Giles Hannah, director of sales for Europe, told Property Wire that he expects new price records to be set for London property in the coming months. Because of the scarcity of really luxurious real estate in the capital he predicts that prices will soon exceed £6,000 per square feet.

‘Like a fine wine or an old master, an exceptional property is bought to be enjoyed and will always find a buyer. Scarcity is driving the market forward, there is only a finite number of properties at this end of the market,’ he said.

Money is not a problem for the wealthy competing for the top properties around the world. ‘Many already have three, four or even five homes. It is creating a two tier market in London,’ added Hannah. Top buyers are from Russia, China and the Middle East, he added.

Scarcity is also driving the market forward in Paris. Charles-Marie Jottras of Daniel Féau Conseil Immobilier said that building regulations mean that new luxury properties are unlikely to be built in the French capital, there is intense competition when they come on the market.

‘Planning laws mean that nay new buildings must have a percentage of affordable housing included and that is just not going to happen at the high end,’ he explained. He added that wealthy buyers are getting younger and want contemporary homes. That means that those that have been renovated will realise top prices.

Neil Palmer, chief executive officer of Christie’s International Real Estate, confirmed that the challenge in the luxury market is a lack of quality properties.
‘At the very top of the market, above US$10 million in some markets and above US$5 million in others, sales are primarily cash transactions.
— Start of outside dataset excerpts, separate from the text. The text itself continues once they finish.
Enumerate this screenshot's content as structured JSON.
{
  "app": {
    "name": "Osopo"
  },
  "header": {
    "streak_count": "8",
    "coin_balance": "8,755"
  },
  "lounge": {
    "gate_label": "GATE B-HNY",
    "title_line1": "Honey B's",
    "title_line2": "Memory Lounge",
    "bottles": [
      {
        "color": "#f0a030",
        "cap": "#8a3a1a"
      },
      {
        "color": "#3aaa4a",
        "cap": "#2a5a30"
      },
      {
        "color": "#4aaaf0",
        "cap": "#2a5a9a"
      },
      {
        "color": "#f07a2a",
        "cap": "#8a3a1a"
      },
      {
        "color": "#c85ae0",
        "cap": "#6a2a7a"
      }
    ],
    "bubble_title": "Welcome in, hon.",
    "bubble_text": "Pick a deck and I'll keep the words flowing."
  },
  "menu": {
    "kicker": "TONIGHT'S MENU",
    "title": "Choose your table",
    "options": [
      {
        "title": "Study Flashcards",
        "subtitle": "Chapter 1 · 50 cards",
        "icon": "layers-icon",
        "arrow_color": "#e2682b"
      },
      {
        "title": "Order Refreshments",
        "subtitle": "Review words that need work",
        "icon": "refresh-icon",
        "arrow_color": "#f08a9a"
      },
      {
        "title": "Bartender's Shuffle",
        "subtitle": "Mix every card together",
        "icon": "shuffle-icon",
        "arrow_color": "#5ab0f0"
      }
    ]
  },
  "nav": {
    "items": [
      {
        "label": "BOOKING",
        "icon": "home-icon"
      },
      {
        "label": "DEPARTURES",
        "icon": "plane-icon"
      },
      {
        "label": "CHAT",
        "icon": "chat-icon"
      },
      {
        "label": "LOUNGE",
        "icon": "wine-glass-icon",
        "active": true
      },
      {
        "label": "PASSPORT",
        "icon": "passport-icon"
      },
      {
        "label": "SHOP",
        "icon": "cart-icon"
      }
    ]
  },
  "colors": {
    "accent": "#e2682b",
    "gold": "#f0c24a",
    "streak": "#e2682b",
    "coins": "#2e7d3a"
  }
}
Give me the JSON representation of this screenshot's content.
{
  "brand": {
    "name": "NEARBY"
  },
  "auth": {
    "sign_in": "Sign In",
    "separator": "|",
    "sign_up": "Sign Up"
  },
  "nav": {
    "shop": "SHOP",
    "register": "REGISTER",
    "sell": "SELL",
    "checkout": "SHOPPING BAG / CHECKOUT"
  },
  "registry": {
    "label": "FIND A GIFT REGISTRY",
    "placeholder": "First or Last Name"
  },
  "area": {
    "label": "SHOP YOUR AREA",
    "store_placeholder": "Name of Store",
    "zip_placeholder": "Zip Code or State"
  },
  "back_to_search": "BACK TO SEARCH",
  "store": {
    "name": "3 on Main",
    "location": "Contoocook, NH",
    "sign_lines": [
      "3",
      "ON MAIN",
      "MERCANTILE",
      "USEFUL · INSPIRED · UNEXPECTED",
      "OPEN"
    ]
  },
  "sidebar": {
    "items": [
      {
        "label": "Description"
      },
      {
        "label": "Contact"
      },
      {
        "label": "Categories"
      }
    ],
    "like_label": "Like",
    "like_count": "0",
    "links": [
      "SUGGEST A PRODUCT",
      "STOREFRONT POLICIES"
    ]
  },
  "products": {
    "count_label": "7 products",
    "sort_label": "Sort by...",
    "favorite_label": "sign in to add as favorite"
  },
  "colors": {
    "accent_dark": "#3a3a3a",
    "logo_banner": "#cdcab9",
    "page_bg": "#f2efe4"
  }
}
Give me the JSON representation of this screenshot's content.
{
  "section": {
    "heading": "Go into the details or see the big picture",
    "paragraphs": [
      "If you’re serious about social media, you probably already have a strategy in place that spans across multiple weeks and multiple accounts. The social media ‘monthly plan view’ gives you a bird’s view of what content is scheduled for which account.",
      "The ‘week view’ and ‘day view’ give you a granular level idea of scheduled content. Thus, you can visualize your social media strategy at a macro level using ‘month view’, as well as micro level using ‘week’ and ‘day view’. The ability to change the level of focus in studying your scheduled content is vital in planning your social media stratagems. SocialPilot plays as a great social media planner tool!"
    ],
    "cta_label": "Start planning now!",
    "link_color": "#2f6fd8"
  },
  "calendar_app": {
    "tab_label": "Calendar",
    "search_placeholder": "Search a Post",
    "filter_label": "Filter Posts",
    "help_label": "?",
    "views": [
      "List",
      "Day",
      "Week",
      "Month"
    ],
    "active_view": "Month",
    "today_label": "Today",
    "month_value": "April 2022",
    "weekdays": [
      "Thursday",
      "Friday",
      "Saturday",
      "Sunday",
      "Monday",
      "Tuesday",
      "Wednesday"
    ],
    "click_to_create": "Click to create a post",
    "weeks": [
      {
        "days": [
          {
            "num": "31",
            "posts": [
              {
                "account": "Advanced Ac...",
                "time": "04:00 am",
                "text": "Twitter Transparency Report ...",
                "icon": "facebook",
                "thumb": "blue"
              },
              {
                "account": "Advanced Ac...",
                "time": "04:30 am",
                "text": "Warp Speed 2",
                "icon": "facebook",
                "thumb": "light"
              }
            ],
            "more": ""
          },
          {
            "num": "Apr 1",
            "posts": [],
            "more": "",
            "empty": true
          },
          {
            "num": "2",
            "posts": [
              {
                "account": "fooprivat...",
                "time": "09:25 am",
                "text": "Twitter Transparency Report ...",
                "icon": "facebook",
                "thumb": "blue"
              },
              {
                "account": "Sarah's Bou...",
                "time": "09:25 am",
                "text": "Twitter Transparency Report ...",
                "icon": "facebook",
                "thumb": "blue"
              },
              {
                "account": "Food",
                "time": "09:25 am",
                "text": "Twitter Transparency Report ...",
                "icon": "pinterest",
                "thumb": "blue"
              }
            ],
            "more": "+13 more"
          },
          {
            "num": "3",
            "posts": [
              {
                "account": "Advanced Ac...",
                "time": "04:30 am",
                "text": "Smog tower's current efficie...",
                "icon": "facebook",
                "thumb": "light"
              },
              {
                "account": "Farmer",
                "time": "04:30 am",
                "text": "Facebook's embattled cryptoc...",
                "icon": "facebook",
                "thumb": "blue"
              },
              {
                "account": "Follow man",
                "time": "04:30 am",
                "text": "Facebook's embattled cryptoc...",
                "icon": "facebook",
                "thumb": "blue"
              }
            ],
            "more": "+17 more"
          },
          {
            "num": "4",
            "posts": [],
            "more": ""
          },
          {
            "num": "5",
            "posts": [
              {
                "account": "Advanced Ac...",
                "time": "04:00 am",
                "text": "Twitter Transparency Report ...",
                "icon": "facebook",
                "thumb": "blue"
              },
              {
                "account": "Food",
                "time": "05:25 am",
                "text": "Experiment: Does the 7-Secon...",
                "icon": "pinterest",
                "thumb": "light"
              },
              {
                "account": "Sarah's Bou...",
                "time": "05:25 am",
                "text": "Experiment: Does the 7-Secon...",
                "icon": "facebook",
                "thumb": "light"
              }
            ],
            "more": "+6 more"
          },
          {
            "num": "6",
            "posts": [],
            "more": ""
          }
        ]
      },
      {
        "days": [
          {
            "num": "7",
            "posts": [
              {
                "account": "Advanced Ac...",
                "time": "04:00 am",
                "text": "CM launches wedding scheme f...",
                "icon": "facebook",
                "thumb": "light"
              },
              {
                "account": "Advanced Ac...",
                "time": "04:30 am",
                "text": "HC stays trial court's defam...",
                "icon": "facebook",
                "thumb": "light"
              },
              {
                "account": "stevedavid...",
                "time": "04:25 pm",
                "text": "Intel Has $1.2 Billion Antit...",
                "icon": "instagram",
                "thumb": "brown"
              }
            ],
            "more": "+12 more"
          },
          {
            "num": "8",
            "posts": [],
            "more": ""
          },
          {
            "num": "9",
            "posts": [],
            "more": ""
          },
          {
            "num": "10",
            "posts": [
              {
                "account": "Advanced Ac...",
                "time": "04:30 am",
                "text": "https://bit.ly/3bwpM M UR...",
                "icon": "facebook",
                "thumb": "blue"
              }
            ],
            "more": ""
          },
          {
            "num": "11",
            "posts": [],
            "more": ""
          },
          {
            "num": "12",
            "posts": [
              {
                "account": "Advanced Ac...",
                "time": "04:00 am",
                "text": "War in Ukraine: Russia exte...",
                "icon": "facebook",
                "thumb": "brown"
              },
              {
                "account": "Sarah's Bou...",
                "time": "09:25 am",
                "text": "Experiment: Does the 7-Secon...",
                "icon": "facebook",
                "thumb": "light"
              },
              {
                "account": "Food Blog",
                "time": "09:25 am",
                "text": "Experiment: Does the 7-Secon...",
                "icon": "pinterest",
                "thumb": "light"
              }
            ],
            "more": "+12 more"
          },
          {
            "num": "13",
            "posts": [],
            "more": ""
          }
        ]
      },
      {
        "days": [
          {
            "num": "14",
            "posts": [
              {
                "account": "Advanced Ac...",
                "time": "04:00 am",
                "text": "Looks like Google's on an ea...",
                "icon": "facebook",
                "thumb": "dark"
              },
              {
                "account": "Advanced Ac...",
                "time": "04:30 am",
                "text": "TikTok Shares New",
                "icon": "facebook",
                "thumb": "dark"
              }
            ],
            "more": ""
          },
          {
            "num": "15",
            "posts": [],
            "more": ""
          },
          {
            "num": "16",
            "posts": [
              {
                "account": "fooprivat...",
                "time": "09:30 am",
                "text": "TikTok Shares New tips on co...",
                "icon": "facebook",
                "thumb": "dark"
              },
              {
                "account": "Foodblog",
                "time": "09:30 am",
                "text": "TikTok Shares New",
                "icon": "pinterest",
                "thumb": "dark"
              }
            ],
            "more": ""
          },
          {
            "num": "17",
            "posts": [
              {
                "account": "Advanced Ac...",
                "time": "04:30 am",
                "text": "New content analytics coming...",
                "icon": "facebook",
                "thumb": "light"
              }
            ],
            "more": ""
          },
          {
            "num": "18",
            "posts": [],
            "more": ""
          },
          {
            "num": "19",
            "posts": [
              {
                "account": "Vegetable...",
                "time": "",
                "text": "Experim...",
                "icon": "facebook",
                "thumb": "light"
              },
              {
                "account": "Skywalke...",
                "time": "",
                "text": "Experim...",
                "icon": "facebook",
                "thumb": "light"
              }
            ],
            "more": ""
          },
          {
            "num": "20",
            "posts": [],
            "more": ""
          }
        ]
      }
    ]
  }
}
A largely discretionary buy of a second, third or even tenth home, these purchases are driven by an unique dynamic. Location, lifestyle and sentiment are equally important as value and in some cases even more so,’ he explained.

But even in the luxury market lending is proving difficult and this is slowing sales. ‘Properties prices at US$1 million to US$5 million are typically purchased as primary residences by those still in the workforce. These buyers require some financing. Lending remains challenging in many traditional markets with aversion to risk continuing to dominate the headlines. Consequently, this lengthens the amount of time it takes to sell these homes,’ he added.